La última novela del autor mexicano Yuri Herrera (1970) es igual de adictiva que las dos anteriores. Es la historia de un negociador dedicado a impedir “balaceras” entre clanes rivales. Ambientada en una ciudad en cuarentena, el protagonista, Alfaqueque, ejercerá de detective e intermediario, al tiempo que busca una farmacia para comprar condones y satisfacer a la insaciable Tres Veces Rubia.

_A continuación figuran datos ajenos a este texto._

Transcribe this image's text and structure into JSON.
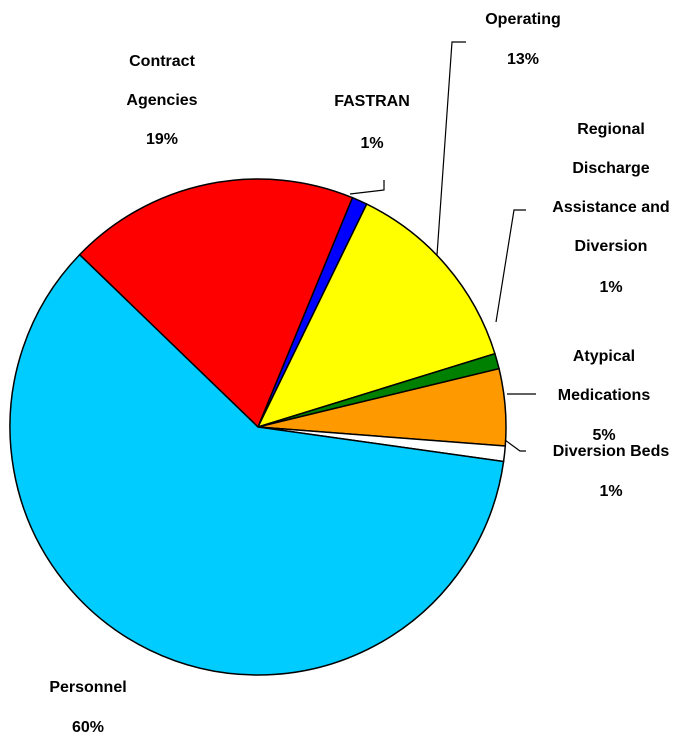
{
  "chart_data": {
    "type": "pie",
    "categories": [
      "Contract Agencies",
      "FASTRAN",
      "Operating",
      "Regional Discharge Assistance and Diversion",
      "Atypical Medications",
      "Diversion Beds",
      "Personnel"
    ],
    "values": [
      19,
      1,
      13,
      1,
      5,
      1,
      60
    ],
    "value_labels": [
      "19%",
      "1%",
      "13%",
      "1%",
      "5%",
      "1%",
      "60%"
    ],
    "colors": [
      "#ff0000",
      "#0000ff",
      "#ffff00",
      "#008000",
      "#ff9900",
      "#ffffff",
      "#00ccff"
    ]
  }
}
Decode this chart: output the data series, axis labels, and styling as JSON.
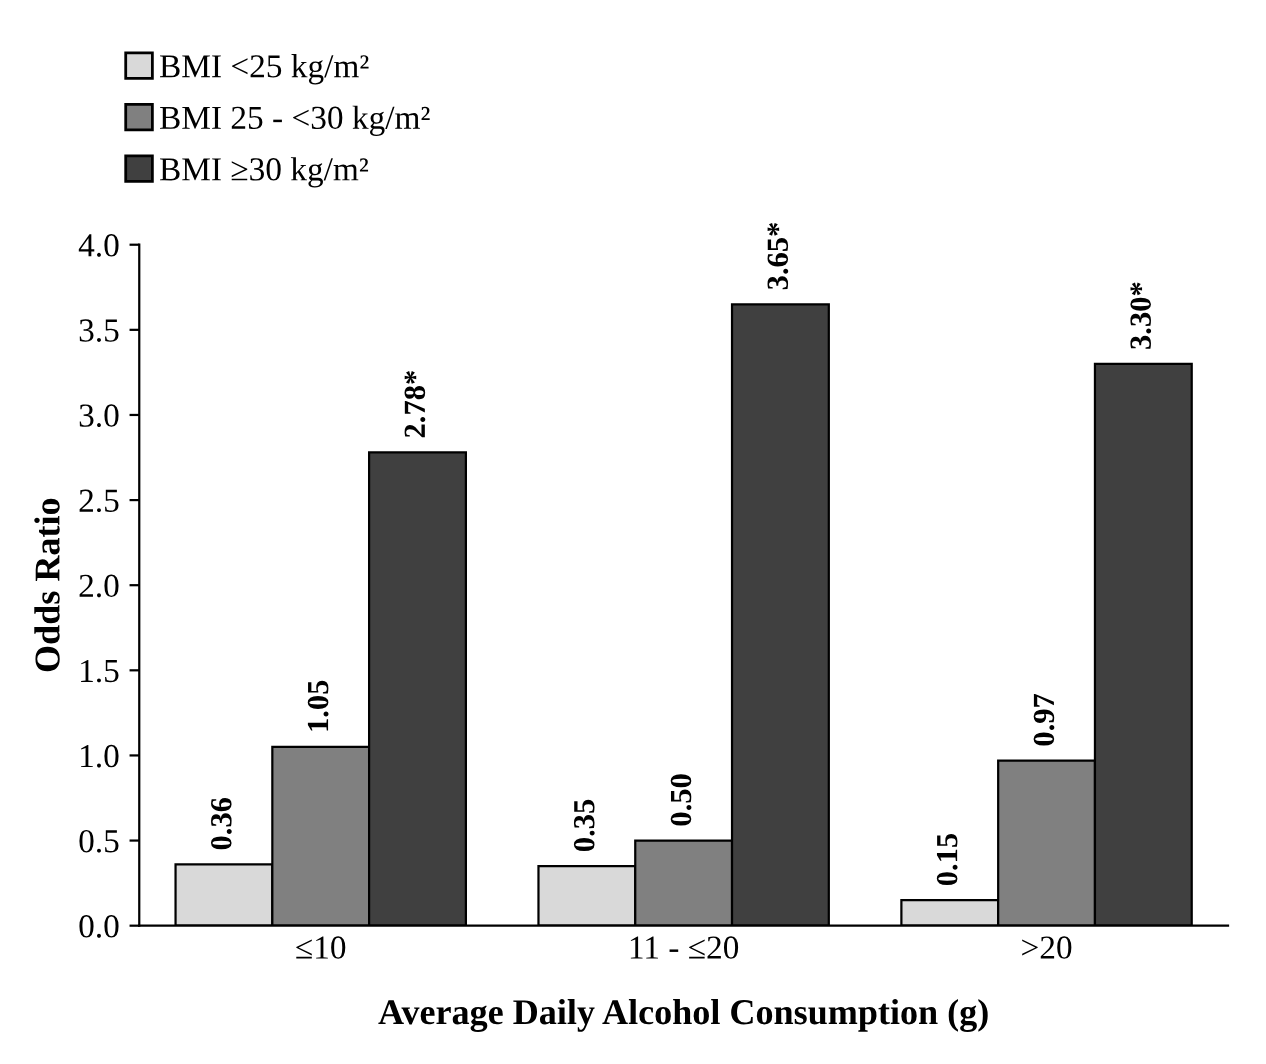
{
  "chart_data": {
    "type": "bar",
    "xlabel": "Average Daily Alcohol Consumption (g)",
    "ylabel": "Odds Ratio",
    "categories": [
      "≤10",
      "11 - ≤20",
      ">20"
    ],
    "series": [
      {
        "name": "BMI <25 kg/m²",
        "color": "#d9d9d9",
        "values": [
          0.36,
          0.35,
          0.15
        ],
        "value_labels": [
          "0.36",
          "0.35",
          "0.15"
        ]
      },
      {
        "name": "BMI 25 - <30 kg/m²",
        "color": "#808080",
        "values": [
          1.05,
          0.5,
          0.97
        ],
        "value_labels": [
          "1.05",
          "0.50",
          "0.97"
        ]
      },
      {
        "name": "BMI ≥30 kg/m²",
        "color": "#404040",
        "values": [
          2.78,
          3.65,
          3.3
        ],
        "value_labels": [
          "2.78*",
          "3.65*",
          "3.30*"
        ]
      }
    ],
    "ylim": [
      0,
      4
    ],
    "yticks": [
      {
        "value": 0,
        "label": "0.0"
      },
      {
        "value": 0.5,
        "label": "0.5"
      },
      {
        "value": 1,
        "label": "1.0"
      },
      {
        "value": 1.5,
        "label": "1.5"
      },
      {
        "value": 2,
        "label": "2.0"
      },
      {
        "value": 2.5,
        "label": "2.5"
      },
      {
        "value": 3,
        "label": "3.0"
      },
      {
        "value": 3.5,
        "label": "3.5"
      },
      {
        "value": 4,
        "label": "4.0"
      }
    ],
    "legend": "top left",
    "grid": false
  }
}
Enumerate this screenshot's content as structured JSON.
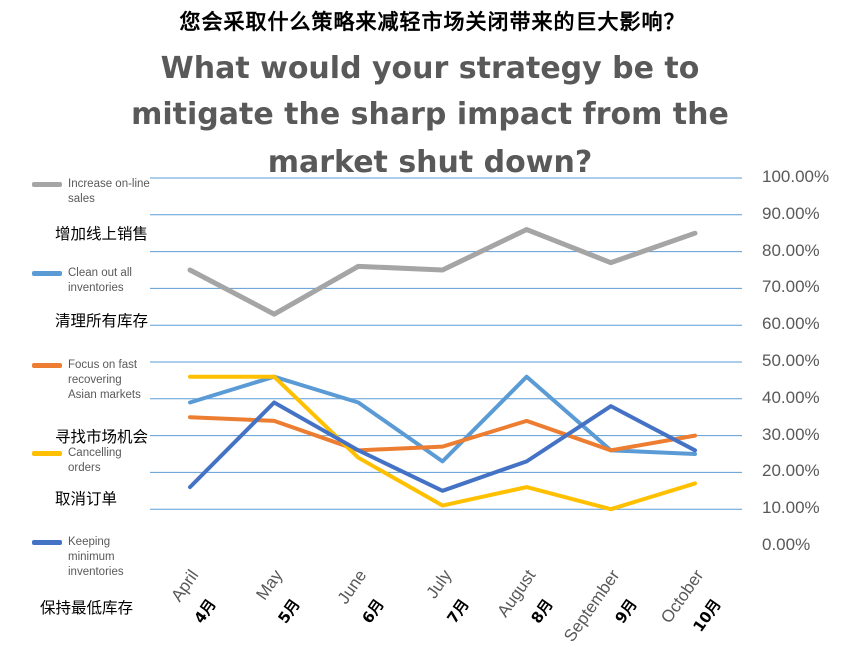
{
  "chart_data": {
    "type": "line",
    "title_cn": "您会采取什么策略来减轻市场关闭带来的巨大影响？",
    "title_en_lines": [
      "What would your strategy be to",
      "mitigate the sharp impact from the",
      "market shut down?"
    ],
    "categories_en": [
      "April",
      "May",
      "June",
      "July",
      "August",
      "September",
      "October"
    ],
    "categories_cn": [
      "4月",
      "5月",
      "6月",
      "7月",
      "8月",
      "9月",
      "10月"
    ],
    "ylim": [
      0,
      100
    ],
    "yticks": [
      "0.00%",
      "10.00%",
      "20.00%",
      "30.00%",
      "40.00%",
      "50.00%",
      "60.00%",
      "70.00%",
      "80.00%",
      "90.00%",
      "100.00%"
    ],
    "grid": true,
    "legend_position": "left",
    "series": [
      {
        "name": "Increase on-line sales",
        "name_cn": "增加线上销售",
        "color": "#a5a5a5",
        "values": [
          75,
          63,
          76,
          75,
          86,
          77,
          85
        ]
      },
      {
        "name": "Clean out all inventories",
        "name_cn": "清理所有库存",
        "color": "#5b9bd5",
        "values": [
          39,
          46,
          39,
          23,
          46,
          26,
          25
        ]
      },
      {
        "name": "Focus on fast recovering Asian markets",
        "name_cn": "寻找市场机会",
        "color": "#ed7d31",
        "values": [
          35,
          34,
          26,
          27,
          34,
          26,
          30
        ]
      },
      {
        "name": "Cancelling orders",
        "name_cn": "取消订单",
        "color": "#ffc000",
        "values": [
          46,
          46,
          24,
          11,
          16,
          10,
          17
        ]
      },
      {
        "name": "Keeping minimum inventories",
        "name_cn": "保持最低库存",
        "color": "#4472c4",
        "values": [
          16,
          39,
          26,
          15,
          23,
          38,
          26
        ]
      }
    ]
  }
}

En mi opinión, en esta tercera novela Yuri Herrera muestra que su objetivo no es simplemente contar historias de las que no se olvidan, sino también hacer inventario de los usos del lenguaje. En Trabajos del reino el Artista utiliza la poesía para narrar las aventuras épicas del capo que lo acoge. En su segunda novela subyace la idea de que el lenguaje es anterior a la realidad y, por tanto, la insuficiencia de las palabras marca la desaparición del mundo, una forma peculiar de muerte en vida. Esa es la atmósfera en la que se desenvuelve la protagonista de Señales que precederán al fin del mundo. El lenguaje, en cambio, es usado para la seducción y la persuasión en La transmigración de los cuerpos. Las medias verdades sirven lo mismo para llevarse a la cama a la Tres Veces Rubia que para disponer un intercambio de cadáveres entre familias rivales. Como dice el autor: “el verbo es ergonómico”. Léase:

Ayudaba al que se dejaba ayudar. Muchas veces la gente nomás estaba esperando que alguien viniera a bajarle la bilis y a ofrecerle una manera de salirse de la pelea; y para eso es que servía ajustar el verbo. El verbo es ergonómico, decía, Sólo hay que saber calzarlo con cada persona. Una vez una hordita de adolescentes había ido a casa de los vecinos, al otro lado de la calle, a apedrear las ventanas y a patear la puerta gritando Sal a que te partamos el hocico, hijo de la chingada, por media hora sin que la tira se dignara hacer acto de presencia; fue de las primeras veces que el Alfaqueque hizo su chamba: salió, les preguntó asombrado por qué no habían logrado tirar la puerta y añadió Si quieren orita les traigo un zapapico, y eso sirvió para que todos se calmaran, porque una cosa es una cosa y otra cosa es quemar los puentes, y en cuanto vio eso, el Alfaqueque añadió O pa qué, ¿verdad?, ya ha de estar ese güey zurradísimo del miedo allá adentro, y todos se rieron y luego se fueron. Ahí aprendió el Alfaqueque que lo suyo no era tanto ser bravo como entender qué clase de audacia pedía cada brete. Ser humilde y dejar que el otro pensara que las palabras que decía eran las suyas propias. Funcionaba con los otros, pero no con él mismo. Había conocido políticos que eran capaces de creer cualquier cosa que decían con tal de que la creyeran los demás. Intentó aprenderlo, pero a él no se le olvidaban las mentiras, sobre todo las suyas. (pp. 50-51)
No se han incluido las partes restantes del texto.